Growing up, I loved watching Martin Yan of Yan Can Cook. He was funny and fast with amazing knife skills. My husband loved Julia Child with her heavy accent, quip cooking tips, and passion for food. However, we truly learned to cook from the quintessential chefs in our lives – our mothers! Both of whom never used recipes.
I remember once asking my mom to teach me how to make my favorite chicken with tofu soup, and her response was “just watch.” What I observed was her butchering a whole chicken into pieces and dropping it into a pot of boiling water followed by pieces of tofu. She never once measured the cups of water, or the amount of salt and pepper used as seasoning. She just knew how much was needed, and I remember thinking I could never repeat what she did without writing it down. The same is true for my mother-in-law who doesn’t even need measuring tools when making the batter for fried Jamaican dumplings. Both learned to cook the same way we did – by watching their mothers and from years of experience in the kitchen experimenting with ingredients and memorizing what to do. There were no recipe cards or books to reference – they just cooked with their senses using their eyes, hands, nose, and heart. It is by far the best way to cook, and we are carrying on their tradition.
When my husband makes his favorite meal – Thanksgiving dinner – he doesn’t use the same seasoning on his turkey year over year. It always tastes a bit different, but always delicious!
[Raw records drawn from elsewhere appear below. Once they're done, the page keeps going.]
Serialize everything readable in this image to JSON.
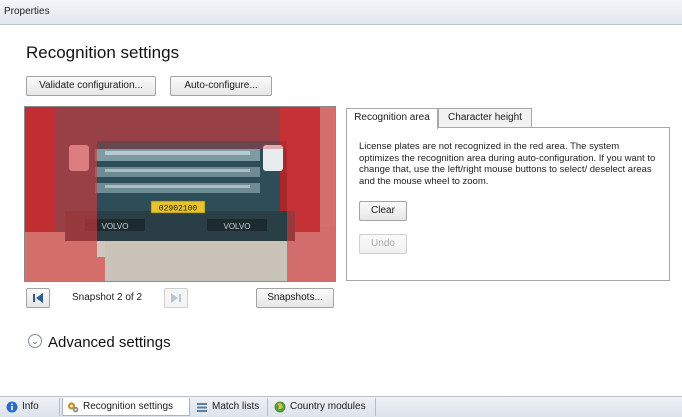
{
  "window": {
    "title": "Properties"
  },
  "heading": "Recognition settings",
  "toolbar": {
    "validate_label": "Validate configuration...",
    "autoconfig_label": "Auto-configure..."
  },
  "snapshot": {
    "plate_text": "02902100",
    "badge_left": "VOLVO",
    "badge_right": "VOLVO",
    "label": "Snapshot 2 of 2",
    "snapshots_button": "Snapshots..."
  },
  "tabs": [
    {
      "label": "Recognition area",
      "active": true
    },
    {
      "label": "Character height",
      "active": false
    }
  ],
  "recognition_area": {
    "description": "License plates are not recognized in the red area. The system optimizes the recognition area during auto-configuration. If you want to change that, use the left/right mouse buttons to select/ deselect areas and the mouse wheel to zoom.",
    "clear_label": "Clear",
    "undo_label": "Undo"
  },
  "advanced": {
    "label": "Advanced settings"
  },
  "bottom_tabs": [
    {
      "label": "Info",
      "icon": "info-icon"
    },
    {
      "label": "Recognition settings",
      "icon": "gears-icon",
      "active": true
    },
    {
      "label": "Match lists",
      "icon": "list-icon"
    },
    {
      "label": "Country modules",
      "icon": "globe-icon"
    }
  ],
  "colors": {
    "overlay_red": "#d8383a",
    "truck_teal": "#2e5560",
    "plate_yellow": "#e7c42a"
  }
}
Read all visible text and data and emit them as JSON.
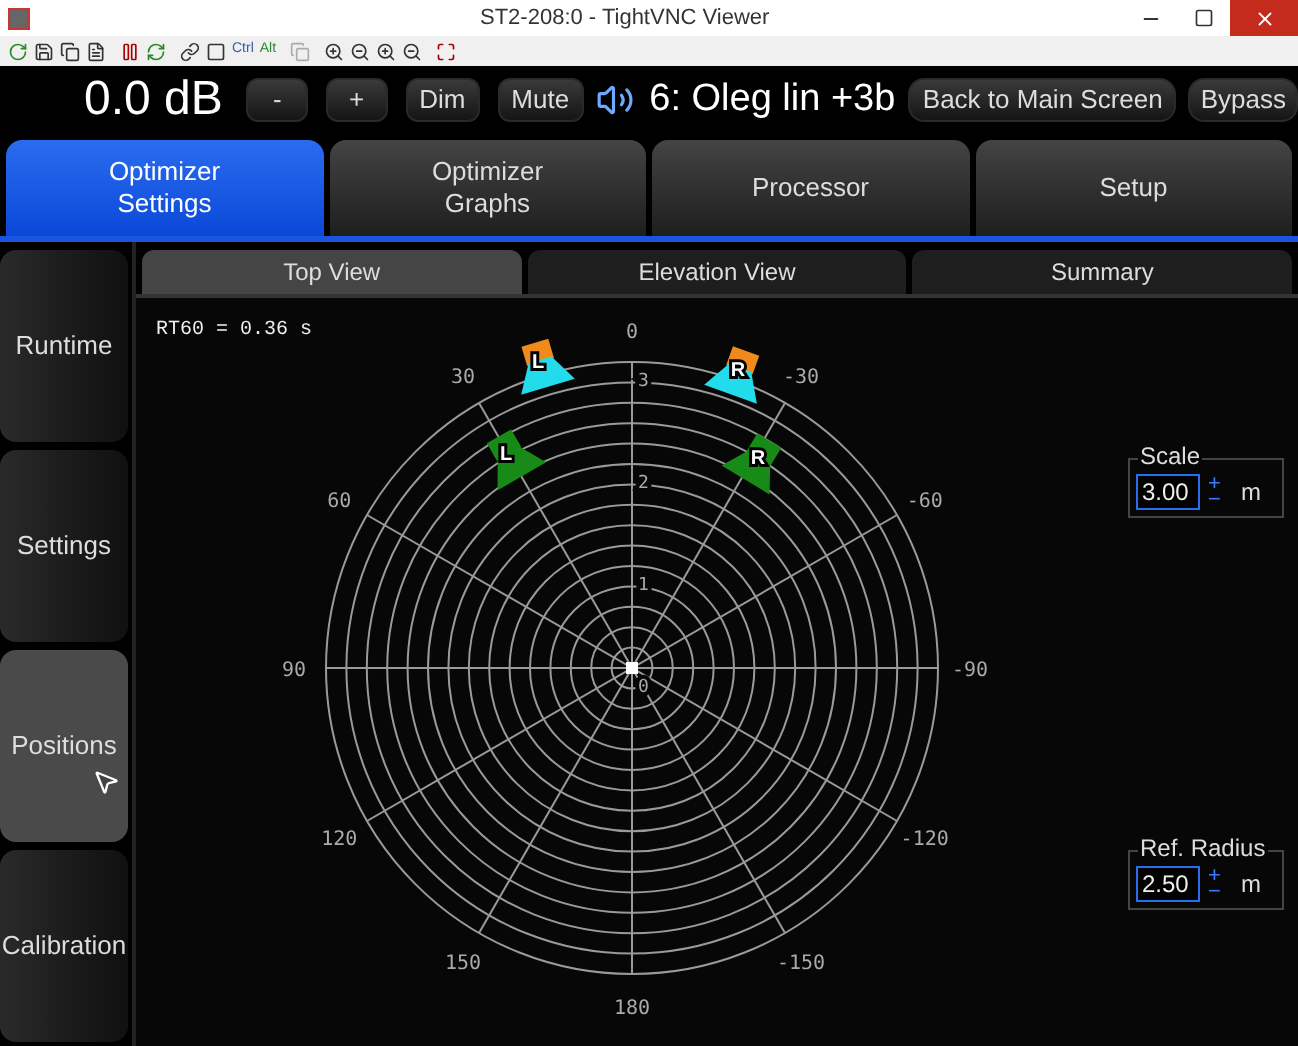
{
  "window": {
    "title": "ST2-208:0 - TightVNC Viewer"
  },
  "toolbar": {
    "ctrl": "Ctrl",
    "alt": "Alt"
  },
  "top_bar": {
    "volume": "0.0 dB",
    "buttons": [
      "-",
      "+",
      "Dim",
      "Mute"
    ],
    "preset": "6: Oleg lin +3b",
    "back": "Back to Main Screen",
    "bypass": "Bypass"
  },
  "tabs": [
    {
      "label": "Optimizer Settings",
      "selected": true
    },
    {
      "label": "Optimizer Graphs",
      "selected": false
    },
    {
      "label": "Processor",
      "selected": false
    },
    {
      "label": "Setup",
      "selected": false
    }
  ],
  "sidebar": {
    "items": [
      {
        "label": "Runtime",
        "selected": false
      },
      {
        "label": "Settings",
        "selected": false
      },
      {
        "label": "Positions",
        "selected": true
      },
      {
        "label": "Calibration",
        "selected": false
      }
    ]
  },
  "sub_tabs": [
    {
      "label": "Top View",
      "selected": true
    },
    {
      "label": "Elevation View",
      "selected": false
    },
    {
      "label": "Summary",
      "selected": false
    }
  ],
  "plot": {
    "rt60": "RT60 = 0.36 s",
    "angle_labels": [
      "0",
      "-30",
      "-60",
      "-90",
      "-120",
      "-150",
      "180",
      "150",
      "120",
      "90",
      "60",
      "30"
    ],
    "ring_labels": [
      "3",
      "2",
      "1",
      "0"
    ],
    "speakers": [
      {
        "label": "L",
        "kind": "reference",
        "color": "#22dcec"
      },
      {
        "label": "R",
        "kind": "reference",
        "color": "#22dcec"
      },
      {
        "label": "L",
        "kind": "speaker",
        "color": "#178a17"
      },
      {
        "label": "R",
        "kind": "speaker",
        "color": "#178a17"
      }
    ]
  },
  "fields": [
    {
      "label": "Scale",
      "value": "3.00",
      "plus": "+",
      "minus": "−",
      "unit": "m"
    },
    {
      "label": "Ref. Radius",
      "value": "2.50",
      "plus": "+",
      "minus": "−",
      "unit": "m"
    }
  ]
}
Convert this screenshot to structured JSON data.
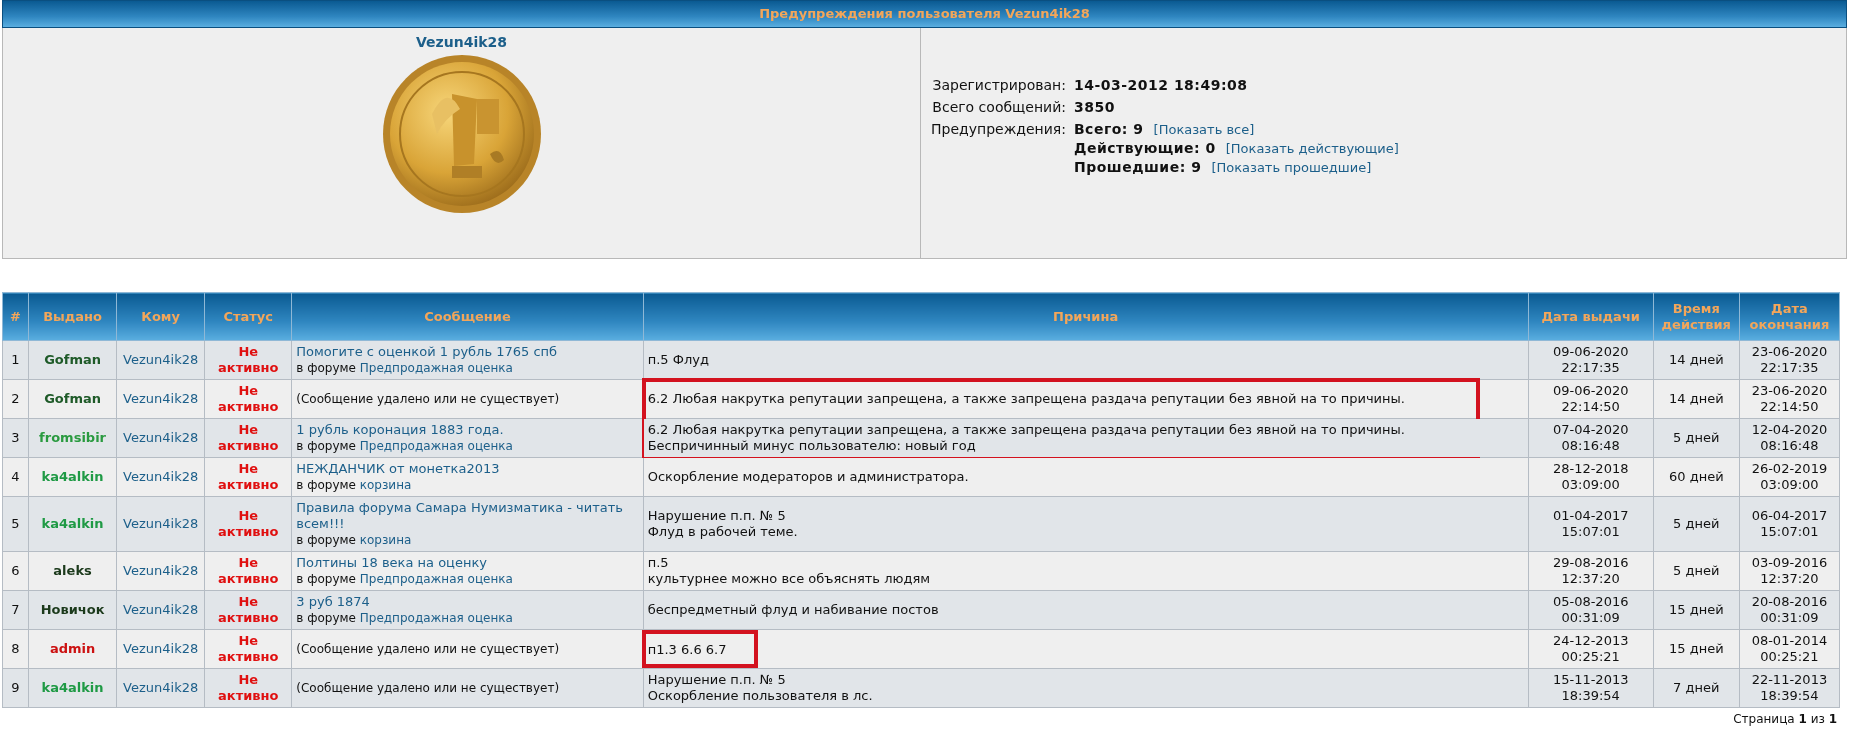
{
  "page_title": "Предупреждения пользователя Vezun4ik28",
  "profile": {
    "username": "Vezun4ik28",
    "fields": [
      {
        "label": "Зарегистрирован:",
        "values": [
          {
            "text": "14-03-2012 18:49:08"
          }
        ]
      },
      {
        "label": "Всего сообщений:",
        "values": [
          {
            "text": "3850"
          }
        ]
      },
      {
        "label": "Предупреждения:",
        "values": [
          {
            "text": "Всего: 9",
            "link": "[Показать все]"
          },
          {
            "text": "Действующие: 0",
            "link": "[Показать действующие]"
          },
          {
            "text": "Прошедшие: 9",
            "link": "[Показать прошедшие]"
          }
        ]
      }
    ]
  },
  "table": {
    "columns": [
      "#",
      "Выдано",
      "Кому",
      "Статус",
      "Сообщение",
      "Причина",
      "Дата выдачи",
      "Время действия",
      "Дата окончания"
    ],
    "rows": [
      {
        "num": "1",
        "issuer": "Gofman",
        "color": "#1e5a28",
        "target": "Vezun4ik28",
        "status": "Не активно",
        "active": false,
        "message": {
          "kind": "link",
          "title": "Помогите с оценкой 1 рубль 1765 спб",
          "prefix": "в форуме",
          "forum": "Предпродажная оценка"
        },
        "reason": [
          "п.5 Флуд"
        ],
        "outlined": false,
        "issued": "09-06-2020 22:17:35",
        "duration": "14 дней",
        "ends": "23-06-2020 22:17:35"
      },
      {
        "num": "2",
        "issuer": "Gofman",
        "color": "#1e5a28",
        "target": "Vezun4ik28",
        "status": "Не активно",
        "active": false,
        "message": {
          "kind": "deleted",
          "text": "(Сообщение удалено или не существует)"
        },
        "reason": [
          "6.2 Любая накрутка репутации запрещена, а также запрещена раздача репутации без явной на то причины."
        ],
        "outlined": true,
        "issued": "09-06-2020 22:14:50",
        "duration": "14 дней",
        "ends": "23-06-2020 22:14:50"
      },
      {
        "num": "3",
        "issuer": "fromsibir",
        "color": "#2a9a40",
        "target": "Vezun4ik28",
        "status": "Не активно",
        "active": false,
        "message": {
          "kind": "link",
          "title": "1 рубль коронация 1883 года.",
          "prefix": "в форуме",
          "forum": "Предпродажная оценка"
        },
        "reason": [
          "6.2 Любая накрутка репутации запрещена, а также запрещена раздача репутации без явной на то причины.",
          "Беспричинный минус пользователю: новый год"
        ],
        "outlined": true,
        "issued": "07-04-2020 08:16:48",
        "duration": "5 дней",
        "ends": "12-04-2020 08:16:48"
      },
      {
        "num": "4",
        "issuer": "ka4alkin",
        "color": "#1f9a45",
        "target": "Vezun4ik28",
        "status": "Не активно",
        "active": false,
        "message": {
          "kind": "link",
          "title": "НЕЖДАНЧИК от монетка2013",
          "prefix": "в форуме",
          "forum": "корзина"
        },
        "reason": [
          "Оскорбление модераторов и администратора."
        ],
        "outlined": false,
        "issued": "28-12-2018 03:09:00",
        "duration": "60 дней",
        "ends": "26-02-2019 03:09:00"
      },
      {
        "num": "5",
        "issuer": "ka4alkin",
        "color": "#1f9a45",
        "target": "Vezun4ik28",
        "status": "Не активно",
        "active": false,
        "message": {
          "kind": "link",
          "title": "Правила форума Самара Нумизматика - читать всем!!!",
          "prefix": "в форуме",
          "forum": "корзина"
        },
        "reason": [
          "Нарушение п.п. № 5",
          "Флуд в рабочей теме."
        ],
        "outlined": false,
        "issued": "01-04-2017 15:07:01",
        "duration": "5 дней",
        "ends": "06-04-2017 15:07:01"
      },
      {
        "num": "6",
        "issuer": "aleks",
        "color": "#1c3a1c",
        "target": "Vezun4ik28",
        "status": "Не активно",
        "active": false,
        "message": {
          "kind": "link",
          "title": "Полтины 18 века на оценку",
          "prefix": "в форуме",
          "forum": "Предпродажная оценка"
        },
        "reason": [
          "п.5",
          "культурнее можно все объяснять людям"
        ],
        "outlined": false,
        "issued": "29-08-2016 12:37:20",
        "duration": "5 дней",
        "ends": "03-09-2016 12:37:20"
      },
      {
        "num": "7",
        "issuer": "Новичок",
        "color": "#1c3a1c",
        "target": "Vezun4ik28",
        "status": "Не активно",
        "active": false,
        "message": {
          "kind": "link",
          "title": "3 руб 1874",
          "prefix": "в форуме",
          "forum": "Предпродажная оценка"
        },
        "reason": [
          "беспредметный флуд и набивание постов"
        ],
        "outlined": false,
        "issued": "05-08-2016 00:31:09",
        "duration": "15 дней",
        "ends": "20-08-2016 00:31:09"
      },
      {
        "num": "8",
        "issuer": "admin",
        "color": "#cc1111",
        "target": "Vezun4ik28",
        "status": "Не активно",
        "active": false,
        "message": {
          "kind": "deleted",
          "text": "(Сообщение удалено или не существует)"
        },
        "reason": [
          "п1.3 6.6 6.7"
        ],
        "outlined": true,
        "issued": "24-12-2013 00:25:21",
        "duration": "15 дней",
        "ends": "08-01-2014 00:25:21"
      },
      {
        "num": "9",
        "issuer": "ka4alkin",
        "color": "#1f9a45",
        "target": "Vezun4ik28",
        "status": "Не активно",
        "active": false,
        "message": {
          "kind": "deleted",
          "text": "(Сообщение удалено или не существует)"
        },
        "reason": [
          "Нарушение п.п. № 5",
          "Оскорбление пользователя в лс."
        ],
        "outlined": false,
        "issued": "15-11-2013 18:39:54",
        "duration": "7 дней",
        "ends": "22-11-2013 18:39:54"
      }
    ]
  },
  "pagination": "Страница **1** из **1**"
}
When friends ask for recipes, we can’t give it cause we rarely use measurements and most times throw in extra and unexpected ingredients or seasoning just for fun! After years of cooking withOut recipes, we are more knowledgeable about food and various cooking techniques. We know which ingredients taste good together and how much seasoning is enough – and what to do when it’s too much.
Writing it down just seems silly now.